IL CAPITANO ULTIMO: «IO, GUARITO DA UN’AQUILA»
L’incontro con il capo Apache
Ma torniamo al capo Apache. «Dopo la sua risposta io e miei uomini lo incontrammo. È stato con noi due giorni senza dire una parola, ci scrutava in silenzio. Alla fine del secondo giorno ci ha detto: vi ho osservati. Siete come questa mano: se la vedi aperta sono cinque dita, se la vedi chiusa è la forza di un pugno. Ci ha raccontato delle sofferenze della sua gente e ci ha parlato della famiglia delle aquile alla quale lui chiede sempre un parere prima di prendere una decisione». È stato quel giorno che l’idea di avere un’aquila ha cominciato a cercare spazio nei pensieri di Ultimo (nel frattempo diventato colonnello e oggi operativo al Noe). «Tanti anni dopo quell’incontro mi è capitato di vivere un periodo davvero nero — racconta lui —. Stavo male, sono finito in ospedale ma nessuno capiva cosa avessi». Era il tempo delle accuse per la non perquisizione al covo di Riina, Ultimo fu travolto dal processo (poi è stato assolto), «ma per favore avevamo detto solo le aquile, non voglio parlare di mafia né di quello che ho sentito in aula, né voglio gloriarmi della cattura di Riina… Io nel frattempo sono andato avanti, non mi sono mai fermato».
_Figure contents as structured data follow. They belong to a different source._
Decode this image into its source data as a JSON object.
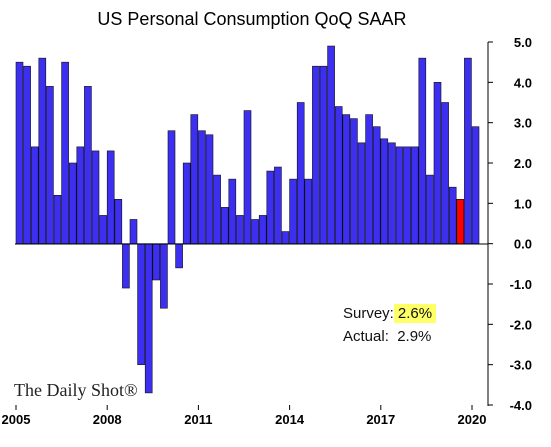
{
  "chart_data": {
    "type": "bar",
    "title": "US Personal Consumption QoQ SAAR",
    "ylim": [
      -4.0,
      5.0
    ],
    "y_ticks": [
      "5.0",
      "4.0",
      "3.0",
      "2.0",
      "1.0",
      "0.0",
      "-1.0",
      "-2.0",
      "-3.0",
      "-4.0"
    ],
    "x_tick_labels": [
      "2005",
      "2008",
      "2011",
      "2014",
      "2017",
      "2020"
    ],
    "grid": false,
    "bar_color": "#3c2ff0",
    "highlight_color": "#ff0000",
    "highlight_index": 58,
    "values": [
      4.5,
      4.4,
      2.4,
      4.6,
      3.9,
      1.2,
      4.5,
      2.0,
      2.4,
      3.9,
      2.3,
      0.7,
      2.3,
      1.1,
      -1.1,
      0.6,
      -3.0,
      -3.7,
      -0.9,
      -1.6,
      2.8,
      -0.6,
      2.0,
      3.2,
      2.8,
      2.7,
      1.7,
      0.9,
      1.6,
      0.7,
      3.3,
      0.6,
      0.7,
      1.8,
      1.9,
      0.3,
      1.6,
      3.5,
      1.6,
      4.4,
      4.4,
      4.9,
      3.4,
      3.2,
      3.1,
      2.5,
      3.2,
      2.9,
      2.6,
      2.5,
      2.4,
      2.4,
      2.4,
      4.6,
      1.7,
      4.0,
      3.5,
      1.4,
      1.1,
      4.6,
      2.9
    ]
  },
  "annotation": {
    "survey_label": "Survey:",
    "survey_value": "2.6%",
    "actual_label": "Actual:",
    "actual_value": "2.9%"
  },
  "watermark": "The Daily Shot®"
}
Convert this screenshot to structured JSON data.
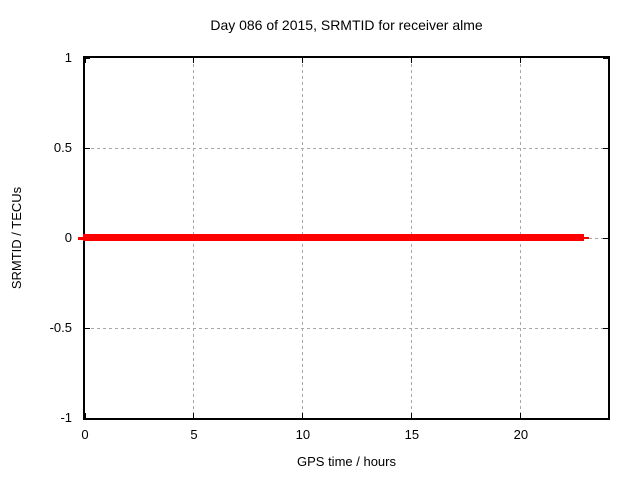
{
  "chart_data": {
    "type": "line",
    "title": "Day 086 of 2015, SRMTID for receiver alme",
    "xlabel": "GPS time / hours",
    "ylabel": "SRMTID / TECUs",
    "xlim": [
      0,
      24
    ],
    "ylim": [
      -1,
      1
    ],
    "x_ticks": [
      0,
      5,
      10,
      15,
      20
    ],
    "x_tick_labels": [
      "0",
      "5",
      "10",
      "15",
      "20"
    ],
    "y_ticks": [
      1,
      0.5,
      0,
      -0.5,
      -1
    ],
    "y_tick_labels": [
      "1",
      "0.5",
      "0",
      "-0.5",
      "-1"
    ],
    "grid": true,
    "legend": "none",
    "series": [
      {
        "name": "SRMTID",
        "color": "#ff0000",
        "x": [
          0,
          22.9
        ],
        "y": [
          0,
          0
        ],
        "style": "thick solid horizontal line at zero"
      }
    ]
  },
  "colors": {
    "background": "#ffffff",
    "border": "#000000",
    "grid": "#a8a8a8",
    "text": "#000000",
    "series": "#ff0000"
  }
}
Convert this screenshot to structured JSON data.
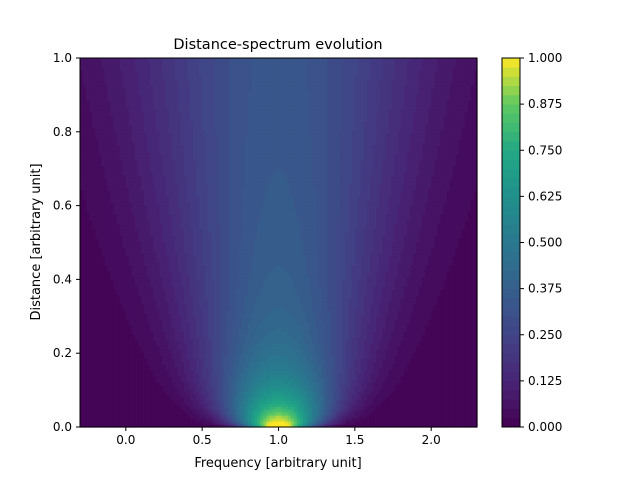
{
  "chart_data": {
    "type": "heatmap",
    "title": "Distance-spectrum evolution",
    "xlabel": "Frequency [arbitrary unit]",
    "ylabel": "Distance [arbitrary unit]",
    "xlim": [
      -0.3,
      2.3
    ],
    "ylim": [
      0.0,
      1.0
    ],
    "x_ticks": [
      0.0,
      0.5,
      1.0,
      1.5,
      2.0
    ],
    "x_tick_labels": [
      "0.0",
      "0.5",
      "1.0",
      "1.5",
      "2.0"
    ],
    "y_ticks": [
      0.0,
      0.2,
      0.4,
      0.6,
      0.8,
      1.0
    ],
    "y_tick_labels": [
      "0.0",
      "0.2",
      "0.4",
      "0.6",
      "0.8",
      "1.0"
    ],
    "colormap": "viridis",
    "colorbar": {
      "range": [
        0.0,
        1.0
      ],
      "ticks": [
        0.0,
        0.125,
        0.25,
        0.375,
        0.5,
        0.625,
        0.75,
        0.875,
        1.0
      ],
      "tick_labels": [
        "0.000",
        "0.125",
        "0.250",
        "0.375",
        "0.500",
        "0.625",
        "0.750",
        "0.875",
        "1.000"
      ],
      "levels": 40
    },
    "field": {
      "peak_x": 1.0,
      "peak_value": 1.0,
      "central_profile": [
        {
          "distance": 0.0,
          "value": 1.0
        },
        {
          "distance": 0.1,
          "value": 0.85
        },
        {
          "distance": 0.2,
          "value": 0.6
        },
        {
          "distance": 0.4,
          "value": 0.45
        },
        {
          "distance": 0.6,
          "value": 0.4
        },
        {
          "distance": 0.8,
          "value": 0.37
        },
        {
          "distance": 1.0,
          "value": 0.32
        }
      ],
      "edge_value": 0.0
    },
    "grid": false
  }
}
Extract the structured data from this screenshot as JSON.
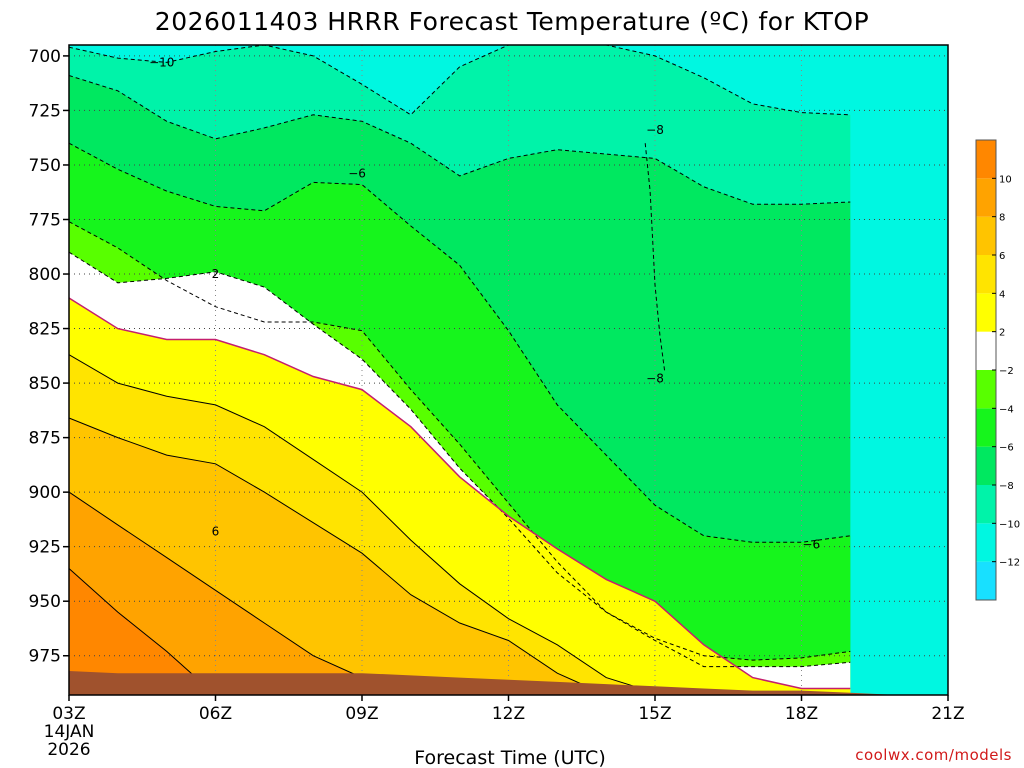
{
  "chart_data": {
    "type": "heatmap",
    "title": "2026011403 HRRR Forecast Temperature (ºC) for KTOP",
    "xlabel": "Forecast Time (UTC)",
    "ylabel": "",
    "x_ticks": [
      "03Z",
      "06Z",
      "09Z",
      "12Z",
      "15Z",
      "18Z",
      "21Z"
    ],
    "x_values": [
      3,
      6,
      9,
      12,
      15,
      18,
      21
    ],
    "start_date": [
      "14JAN",
      "2026"
    ],
    "y_ticks": [
      700,
      725,
      750,
      775,
      800,
      825,
      850,
      875,
      900,
      925,
      950,
      975
    ],
    "xlim": [
      3,
      21
    ],
    "ylim_hPa": [
      695,
      993
    ],
    "hours": [
      3,
      4,
      5,
      6,
      7,
      8,
      9,
      10,
      11,
      12,
      13,
      14,
      15,
      16,
      17,
      18,
      19,
      20,
      21
    ],
    "colorbar": {
      "levels": [
        -14,
        -12,
        -10,
        -8,
        -6,
        -4,
        -2,
        2,
        4,
        6,
        8,
        10,
        12
      ],
      "tick_labels": [
        "-12",
        "-10",
        "-8",
        "-6",
        "-4",
        "-2",
        "2",
        "4",
        "6",
        "8",
        "10"
      ],
      "colors": [
        "#18e0ff",
        "#00f7e1",
        "#00f3a9",
        "#00e860",
        "#16f51c",
        "#58ff00",
        "#ffffff",
        "#ffff00",
        "#ffe400",
        "#ffc400",
        "#ffa300",
        "#ff8700"
      ]
    },
    "contours": [
      {
        "value": -10,
        "pressure": [
          696,
          701,
          703,
          698,
          695,
          700,
          713,
          727,
          705,
          695,
          695,
          695,
          700,
          710,
          722,
          726,
          727
        ]
      },
      {
        "value": -8,
        "pressure": [
          709,
          716,
          730,
          738,
          733,
          727,
          730,
          740,
          755,
          747,
          743,
          745,
          747,
          760,
          768,
          768,
          767
        ]
      },
      {
        "value": -8,
        "label_note": "enclosed",
        "pressure": [
          740,
          762,
          805,
          828,
          845
        ]
      },
      {
        "value": -6,
        "pressure": [
          740,
          752,
          762,
          769,
          771,
          758,
          759,
          778,
          796,
          826,
          860,
          883,
          906,
          920,
          923,
          923,
          920
        ]
      },
      {
        "value": -4,
        "pressure": [
          776,
          788,
          803,
          815,
          822,
          822,
          826,
          853,
          878,
          905,
          932,
          955,
          967,
          975,
          977,
          976,
          973
        ]
      },
      {
        "value": -2,
        "pressure": [
          790,
          804,
          802,
          799,
          806,
          823,
          839,
          862,
          889,
          912,
          937,
          955,
          968,
          980,
          980,
          980,
          978
        ]
      },
      {
        "value": 2,
        "pressure": [
          811,
          825,
          830,
          830,
          837,
          847,
          853,
          870,
          893,
          911,
          926,
          940,
          950,
          970,
          985,
          990,
          990
        ]
      },
      {
        "value": 4,
        "pressure": [
          837,
          850,
          856,
          860,
          870,
          885,
          900,
          922,
          942,
          958,
          970,
          985,
          992
        ]
      },
      {
        "value": 6,
        "pressure": [
          866,
          875,
          883,
          887,
          900,
          914,
          928,
          947,
          960,
          968,
          983,
          993
        ]
      },
      {
        "value": 8,
        "pressure": [
          900,
          915,
          930,
          945,
          960,
          975,
          985,
          993
        ]
      },
      {
        "value": 10,
        "pressure": [
          935,
          955,
          973,
          993
        ]
      }
    ],
    "surface_pressure": [
      982,
      983,
      983,
      983,
      983,
      983,
      983,
      984,
      985,
      986,
      987,
      988,
      989,
      990,
      991,
      991,
      992,
      993,
      993
    ],
    "contour_labels": [
      {
        "text": "-10",
        "hour": 4.9,
        "pressure": 703
      },
      {
        "text": "-8",
        "hour": 15.0,
        "pressure": 734
      },
      {
        "text": "-8",
        "hour": 15.0,
        "pressure": 848
      },
      {
        "text": "-6",
        "hour": 8.9,
        "pressure": 754
      },
      {
        "text": "-6",
        "hour": 18.2,
        "pressure": 924
      },
      {
        "text": "2",
        "hour": 6.0,
        "pressure": 800
      },
      {
        "text": "6",
        "hour": 6.0,
        "pressure": 918
      }
    ]
  },
  "credit": "coolwx.com/models",
  "colors": {
    "ground": "#a0522d",
    "freezing_line": "#c41e6e",
    "contour": "#000000"
  }
}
Il rapporto con gli animali
Riprendiamo. «Ero in ospedale e una notte ho fatto un sogno: mi venivano addosso moltissimi falchi ma invece di beccarmi mi sfioravano, quasi delle carezze. Per me quello era un messaggio di Ronnie: mi suggeriva di curarmi con i falchi. Quando sono uscito sono andato dai falconieri, ho fatto un corso e ne ho preso uno. Non sono mai più stato male. E appena ho potuto sono passato dal falco alle aquile. È così che sono guarito». Oggi il capitano Ultimo ha due aquile reali — un maschio di nome Wahir e una femmina che si chiama Lacrima, nate in cattività —, una falconeria e rapaci di vario genere nella casa famiglia che ha tirato su assieme ad amici, volontari e uomini della sua vecchia squadra. Si occupano di minorenni in difficoltà alla periferia est di Roma, nella Tenuta della Mistica.
Tra Lacrima e Wahir
«Qui creiamo sopravvivenza» racconta lui mentre infila il guanto di cuoio per tenere sul braccio le sue aquile. «Per me è una preghiera fare giustizia senza chiedere niente in cambio, è una preghiera fare il prete-carabiniere cercando di creare tutta l’eguaglianza e la bellezza possibile nella sopravvivenza di chi viene alla nostra porta e la trova aperta». Si infila nel capanno a prendere Lacrima. Due metri e più di apertura alare, «la potenza, la bellezza e la perfezione messe assieme» la presenta lui. «Quando vola volo con lei, la vedo planare e plano con lei, quando arriva sento addosso il soffio del vento. Se un giorno volesse andare è libera di farlo, finora è sempre tornata». Le aquile hanno un partner per la vita e sia per lei sia per Wahir il partner è Ultimo. In primavera, quando arriva, loro fanno versi d’amore per lui e lui ricambia con parole, carezze e ramoscelli per costruire il nido. Un giorno ha raccolto una penna. L’ha impacchettata e l’ha spedita al suo amico Apache.